El miso es una pasta fermentada de arroz cultivado (llamado koji ), frijoles y sal. Los ingredientes son simples, pero los procesos bioquímicos que transforman frijoles y arroz en miso son bastante sorprendentes. El Koji es un moho que crece en el arroz, que luego se mezcla con frijoles cocidos, más a menudo soja. La masa se sala y luego se deja fermentar, a veces por algunos meses, a veces por algunos años.
Aunque el miso aún es desconocido para muchos, las personas que lo conocen probablemente lo han consumido en forma de sopa de miso japonesa . Es increíblemente nutritivo y está asociado con varios beneficios para la salud, incluyendo una mejor digestión y un sistema inmunológico más fuerte.
Los misos más claros y dulces (miso blanco, garbanzo y amarillo) suelen durar menos de un año, mientras que el miso más oscuro (rojo y Hacho) a menudo se fermenta mucho más tiempo y tiene un sabor más rico y una textura más densa. Generalmente, las variedades de miso son intercambiables, pero cuando empieces a experimentar con las variedades aprenderás cuál te gusta para ciertas recetas. Además, en la tradición macrobiótica, el miso más claro es mejor para los meses más cálidos, mientras que el miso más oscuro y más rico es mejor para los meses más fríos. El miso tiene un sabor increíble, tiene muchos beneficios para tu cuerpo y es muy versátil en la cocina.
Beneficios del miso
Como el miso es un alimento fermentado (como los chucrut, el kombucha, el pan de masa madre y la cerveza), contiene una miríada de sustancias buenas para nuestro cuerpo.
Mientras el miso fermenta, los microorganismos saludables en el koji producen enzimas que ayudan a descomponer las proteínas, los carbohidratos y los aceites en el trigo y la soja. Este proceso hace que los nutrientes que contienen sean más fáciles de digerir y absorber por nuestro cuerpo (la ventaja de todos los alimentos fermentados). Después de que el proceso de fermentación está completo, el miso se muele en una pasta suave y picante que está llena de vitaminas, proteínas y bacterias beneficiosas (los buenos encontrados en nuestras entrañas).

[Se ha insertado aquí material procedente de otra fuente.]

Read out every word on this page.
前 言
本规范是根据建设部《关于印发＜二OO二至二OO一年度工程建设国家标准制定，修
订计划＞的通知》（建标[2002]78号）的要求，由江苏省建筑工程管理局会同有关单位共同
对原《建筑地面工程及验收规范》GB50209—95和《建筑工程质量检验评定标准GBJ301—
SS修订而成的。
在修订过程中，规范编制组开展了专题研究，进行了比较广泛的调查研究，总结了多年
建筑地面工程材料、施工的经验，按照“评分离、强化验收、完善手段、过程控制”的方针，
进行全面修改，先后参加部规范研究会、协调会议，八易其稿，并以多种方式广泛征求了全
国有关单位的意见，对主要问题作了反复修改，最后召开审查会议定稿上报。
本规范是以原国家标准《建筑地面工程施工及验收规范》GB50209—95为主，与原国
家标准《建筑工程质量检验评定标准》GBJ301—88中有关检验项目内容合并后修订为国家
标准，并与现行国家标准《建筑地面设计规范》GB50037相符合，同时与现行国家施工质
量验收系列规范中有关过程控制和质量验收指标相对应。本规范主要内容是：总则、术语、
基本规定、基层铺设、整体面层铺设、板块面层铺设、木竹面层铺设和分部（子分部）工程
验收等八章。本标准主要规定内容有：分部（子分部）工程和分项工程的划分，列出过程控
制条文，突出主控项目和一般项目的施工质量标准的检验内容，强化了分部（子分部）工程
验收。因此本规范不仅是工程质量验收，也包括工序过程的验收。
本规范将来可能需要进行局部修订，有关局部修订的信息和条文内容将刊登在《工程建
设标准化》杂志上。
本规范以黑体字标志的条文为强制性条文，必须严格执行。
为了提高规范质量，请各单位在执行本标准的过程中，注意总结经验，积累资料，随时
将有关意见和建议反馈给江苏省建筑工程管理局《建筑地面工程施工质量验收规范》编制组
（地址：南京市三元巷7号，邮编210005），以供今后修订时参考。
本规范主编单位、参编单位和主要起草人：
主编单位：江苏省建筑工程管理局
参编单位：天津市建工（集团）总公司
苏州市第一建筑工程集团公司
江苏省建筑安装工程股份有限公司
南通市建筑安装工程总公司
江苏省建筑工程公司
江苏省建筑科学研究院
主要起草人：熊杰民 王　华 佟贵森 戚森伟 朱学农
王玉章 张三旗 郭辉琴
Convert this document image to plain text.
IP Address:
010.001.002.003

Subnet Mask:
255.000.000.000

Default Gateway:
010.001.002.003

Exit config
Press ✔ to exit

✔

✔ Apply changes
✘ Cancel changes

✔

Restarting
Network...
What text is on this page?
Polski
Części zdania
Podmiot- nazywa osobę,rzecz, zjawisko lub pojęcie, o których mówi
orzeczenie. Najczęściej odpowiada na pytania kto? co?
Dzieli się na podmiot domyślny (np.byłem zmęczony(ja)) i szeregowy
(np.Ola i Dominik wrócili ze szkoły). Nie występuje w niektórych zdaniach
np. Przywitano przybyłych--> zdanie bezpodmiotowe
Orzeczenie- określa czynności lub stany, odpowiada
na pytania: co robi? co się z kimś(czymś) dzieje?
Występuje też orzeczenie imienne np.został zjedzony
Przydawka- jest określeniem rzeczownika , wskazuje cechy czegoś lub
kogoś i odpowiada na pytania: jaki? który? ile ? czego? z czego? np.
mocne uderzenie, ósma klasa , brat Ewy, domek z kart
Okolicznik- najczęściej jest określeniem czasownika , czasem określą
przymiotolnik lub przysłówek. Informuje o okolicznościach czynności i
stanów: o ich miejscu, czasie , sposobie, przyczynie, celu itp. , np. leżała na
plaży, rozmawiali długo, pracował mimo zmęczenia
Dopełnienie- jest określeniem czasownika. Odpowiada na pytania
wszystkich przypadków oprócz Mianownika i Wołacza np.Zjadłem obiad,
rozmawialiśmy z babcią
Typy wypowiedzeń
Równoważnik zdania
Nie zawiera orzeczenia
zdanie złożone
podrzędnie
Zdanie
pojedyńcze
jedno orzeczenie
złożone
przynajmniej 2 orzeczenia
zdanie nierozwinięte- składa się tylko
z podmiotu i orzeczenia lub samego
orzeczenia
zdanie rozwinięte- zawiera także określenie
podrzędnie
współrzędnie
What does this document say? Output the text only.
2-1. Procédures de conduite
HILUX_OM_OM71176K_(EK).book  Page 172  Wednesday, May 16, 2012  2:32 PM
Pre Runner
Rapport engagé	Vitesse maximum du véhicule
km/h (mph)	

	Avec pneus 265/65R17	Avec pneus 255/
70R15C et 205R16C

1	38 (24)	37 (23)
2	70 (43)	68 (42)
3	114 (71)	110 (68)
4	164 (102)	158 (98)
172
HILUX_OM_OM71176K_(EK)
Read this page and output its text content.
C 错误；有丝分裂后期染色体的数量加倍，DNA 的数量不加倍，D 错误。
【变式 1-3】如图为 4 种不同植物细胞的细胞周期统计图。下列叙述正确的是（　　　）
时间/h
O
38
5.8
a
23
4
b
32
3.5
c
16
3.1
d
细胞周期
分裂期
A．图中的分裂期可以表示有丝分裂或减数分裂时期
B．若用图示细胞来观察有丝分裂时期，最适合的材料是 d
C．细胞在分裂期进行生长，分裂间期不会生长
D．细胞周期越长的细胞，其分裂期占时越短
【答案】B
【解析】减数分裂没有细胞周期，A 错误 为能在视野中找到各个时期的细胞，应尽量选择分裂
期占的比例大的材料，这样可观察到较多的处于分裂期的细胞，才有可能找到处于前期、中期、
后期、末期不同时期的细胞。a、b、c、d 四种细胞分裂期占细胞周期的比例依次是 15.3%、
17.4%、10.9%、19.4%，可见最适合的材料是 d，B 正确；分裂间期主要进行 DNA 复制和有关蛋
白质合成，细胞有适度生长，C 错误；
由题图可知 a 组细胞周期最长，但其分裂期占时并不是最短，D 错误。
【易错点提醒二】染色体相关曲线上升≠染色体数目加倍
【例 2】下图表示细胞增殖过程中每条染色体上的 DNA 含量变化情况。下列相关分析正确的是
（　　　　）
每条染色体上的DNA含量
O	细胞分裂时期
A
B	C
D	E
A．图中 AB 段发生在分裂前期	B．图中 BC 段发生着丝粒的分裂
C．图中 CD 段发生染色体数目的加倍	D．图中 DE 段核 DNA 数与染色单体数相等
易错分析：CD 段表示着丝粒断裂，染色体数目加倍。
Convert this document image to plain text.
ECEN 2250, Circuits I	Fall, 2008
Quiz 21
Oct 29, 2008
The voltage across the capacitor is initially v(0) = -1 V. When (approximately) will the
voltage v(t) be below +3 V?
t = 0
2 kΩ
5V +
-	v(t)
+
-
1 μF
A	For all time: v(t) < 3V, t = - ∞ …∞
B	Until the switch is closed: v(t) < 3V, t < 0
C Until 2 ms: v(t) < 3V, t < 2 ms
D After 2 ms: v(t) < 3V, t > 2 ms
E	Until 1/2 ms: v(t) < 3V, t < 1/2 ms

Los investigadores han descubierto que consumir un tazón de sopa de miso al día, como hace la mayoría de los residentes en Japón, puede reducir drásticamente los riesgos de cáncer de mama. El miso proporciona proteínas, vitamina B12, vitamina B2, vitamina E, vitamina K, colina, ácido linoleico, lecitina y fibra alimentaria.
El miso es un alimento fermentado, lo que significa que contiene cultivos de bacterias vivas y activas, como las cosas buenas que también se encuentran en el yogur. Agregarlo al agua hirviendo matará los probióticos en el miso, anulando los beneficios para la salud que generalmente ofrece, como una mejor salud digestiva.
El miso en la cocina
La “receta” más simple para el miso es simplemente mezclar una cucharadita de miso en una taza de agua muy caliente, mezclar para disolverlo y beberlo como un té. Yo siempre lo hago cuando me siento mal, ya sea un resfriado o un problema estomacal. Para otras recetas, puedes probar a licuarlo en sopas, aderezos, salsas y marinados!